Illustration: Julia Schubert

Voll guten Mutes kauft sich der Umziehende trotzdem im nächsten Baumarkt 15 neue Kartons. Mehr kauft niemand, die 15 sind schon Ärgernis genug. Denn im Rohzustand, also nicht gefaltet, sind sie sperriger als eine ganze Fichtenschonung. Gefaltet steht so eine Kiste dann recht klein vor der riesigen Bücherwand, die in sie verpackt werden soll.

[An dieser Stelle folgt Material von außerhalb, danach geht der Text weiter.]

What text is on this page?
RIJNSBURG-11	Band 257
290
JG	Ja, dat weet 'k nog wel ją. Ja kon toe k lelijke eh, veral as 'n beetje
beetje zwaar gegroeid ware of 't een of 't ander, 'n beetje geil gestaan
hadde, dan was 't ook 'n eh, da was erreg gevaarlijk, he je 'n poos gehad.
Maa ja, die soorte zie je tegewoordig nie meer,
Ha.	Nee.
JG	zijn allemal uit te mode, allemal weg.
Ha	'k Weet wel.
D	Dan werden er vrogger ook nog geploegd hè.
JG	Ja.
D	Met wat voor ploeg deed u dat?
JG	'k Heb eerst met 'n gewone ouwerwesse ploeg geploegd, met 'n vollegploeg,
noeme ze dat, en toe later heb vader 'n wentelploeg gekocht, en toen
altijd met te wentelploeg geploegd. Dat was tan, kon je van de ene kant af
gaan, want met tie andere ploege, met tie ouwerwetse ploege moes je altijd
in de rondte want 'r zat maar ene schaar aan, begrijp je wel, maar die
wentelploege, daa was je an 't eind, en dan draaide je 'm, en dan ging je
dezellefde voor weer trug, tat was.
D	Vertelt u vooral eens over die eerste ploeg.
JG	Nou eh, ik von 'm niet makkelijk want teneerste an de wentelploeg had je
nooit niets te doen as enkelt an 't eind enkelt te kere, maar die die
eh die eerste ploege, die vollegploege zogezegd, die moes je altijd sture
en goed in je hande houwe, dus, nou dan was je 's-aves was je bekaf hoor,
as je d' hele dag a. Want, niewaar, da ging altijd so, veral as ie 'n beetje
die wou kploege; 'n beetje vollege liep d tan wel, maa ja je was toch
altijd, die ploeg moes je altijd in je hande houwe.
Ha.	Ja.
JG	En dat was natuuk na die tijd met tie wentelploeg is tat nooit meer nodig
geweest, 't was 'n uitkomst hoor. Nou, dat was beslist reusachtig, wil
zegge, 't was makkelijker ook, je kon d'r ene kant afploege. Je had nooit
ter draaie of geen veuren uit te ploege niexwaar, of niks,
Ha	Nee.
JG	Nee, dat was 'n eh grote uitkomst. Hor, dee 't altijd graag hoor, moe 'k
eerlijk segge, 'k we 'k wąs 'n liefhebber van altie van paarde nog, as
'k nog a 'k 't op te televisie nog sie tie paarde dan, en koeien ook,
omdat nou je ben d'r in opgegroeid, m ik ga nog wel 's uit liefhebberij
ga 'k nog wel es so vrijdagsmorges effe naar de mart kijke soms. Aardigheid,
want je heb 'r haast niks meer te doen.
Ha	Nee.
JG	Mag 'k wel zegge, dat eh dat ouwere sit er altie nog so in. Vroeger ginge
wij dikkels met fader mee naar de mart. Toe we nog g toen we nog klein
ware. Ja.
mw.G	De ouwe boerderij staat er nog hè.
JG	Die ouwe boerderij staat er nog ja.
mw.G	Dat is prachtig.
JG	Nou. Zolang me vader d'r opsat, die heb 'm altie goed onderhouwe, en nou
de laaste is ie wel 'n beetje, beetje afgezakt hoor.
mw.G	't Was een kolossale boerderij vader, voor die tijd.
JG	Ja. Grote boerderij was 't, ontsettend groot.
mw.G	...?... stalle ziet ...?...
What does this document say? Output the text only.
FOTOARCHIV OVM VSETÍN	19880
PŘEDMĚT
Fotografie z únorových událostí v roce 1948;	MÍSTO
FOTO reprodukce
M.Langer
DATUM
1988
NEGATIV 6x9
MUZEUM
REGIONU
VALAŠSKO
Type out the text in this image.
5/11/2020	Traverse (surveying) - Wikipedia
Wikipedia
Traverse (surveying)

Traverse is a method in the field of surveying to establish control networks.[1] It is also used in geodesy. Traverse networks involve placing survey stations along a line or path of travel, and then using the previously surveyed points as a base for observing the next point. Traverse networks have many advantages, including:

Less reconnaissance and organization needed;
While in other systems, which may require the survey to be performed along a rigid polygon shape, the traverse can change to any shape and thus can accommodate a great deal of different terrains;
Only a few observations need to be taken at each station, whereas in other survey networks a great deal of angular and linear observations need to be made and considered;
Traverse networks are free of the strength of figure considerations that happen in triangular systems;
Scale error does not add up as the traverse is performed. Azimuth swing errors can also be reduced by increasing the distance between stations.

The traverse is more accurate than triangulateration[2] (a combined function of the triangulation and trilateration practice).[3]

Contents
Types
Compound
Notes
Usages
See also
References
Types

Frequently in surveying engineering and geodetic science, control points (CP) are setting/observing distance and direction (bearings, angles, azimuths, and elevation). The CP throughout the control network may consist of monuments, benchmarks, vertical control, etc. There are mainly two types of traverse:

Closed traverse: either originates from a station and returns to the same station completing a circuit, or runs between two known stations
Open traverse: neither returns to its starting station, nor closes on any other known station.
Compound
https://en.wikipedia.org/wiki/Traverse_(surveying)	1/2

Der interessante Wesenszug der Umzugkartons ist nun folgender: Kaum hat man ein paar Stücke, sagen wir zwei Aktenordner, ein paar Heftchen und einen Locher hineingestapelt, ist der Karton auf wundersame Weise so voll, dass sich der Deckel nur mit Mühe zusammen falzen lässt. Der Umziehende sieht folgerichtig nicht nur das Umzieh-Ende in weiter Ferne, sondern auch seine Kartonvorräte schnell schwinden und so greift er bald auf die Angebote der anderen zurück. Schließlich kommt an Ungeilheit kein Einkauf dem abermaligen Kartoneinkauf im Baumarkt gleich. Es zieht der Arme also Kartonreserven aus dem ganzen Viertel zusammen, um endlich all seinen Nippes und Papierkram in Kisten zu kriegen. Die anderen freuen sich, kaum einer fordert die Dinger nach Benutzung zurück und nur die sehr fernen Bekannten verlangen pro Stück auch noch einen Euro. Zu den Wundern eines Umzuges gehört nun, dass man am Ende mehr Kartons transportiert, als die Wohnung überhaupt bewegliche Einzelteile hatte. Und die neue, große Wohnung ist gar nicht mehr so groß, weil nämlich ein Drittel für Kartonage draufgeht. Die Kisten tragen, je nachdem wie lange ihr Pappleben schon dauert, die haarsträubendsten Ordnungs-Graffiti auf ihren Rücken, manchen ist gar noch in Sütterlin „Krimskrams / Küche“ eingeritzt. Diesen Haufen loszuwerden ist nun die letzte Aufgabe des Umziehenden. Er muss in Gesprächen aufmerksam auf den Moment lauern, in dem ein anderer von einer Wohnungsbesichtigung erzählt und dann den Hauptsatz loswerden. Eines Tages wird der andere vor der Türe stehen und von einer unangenehm voluminösen Bücherwand berichten. Und zack, ist man sie wieder los.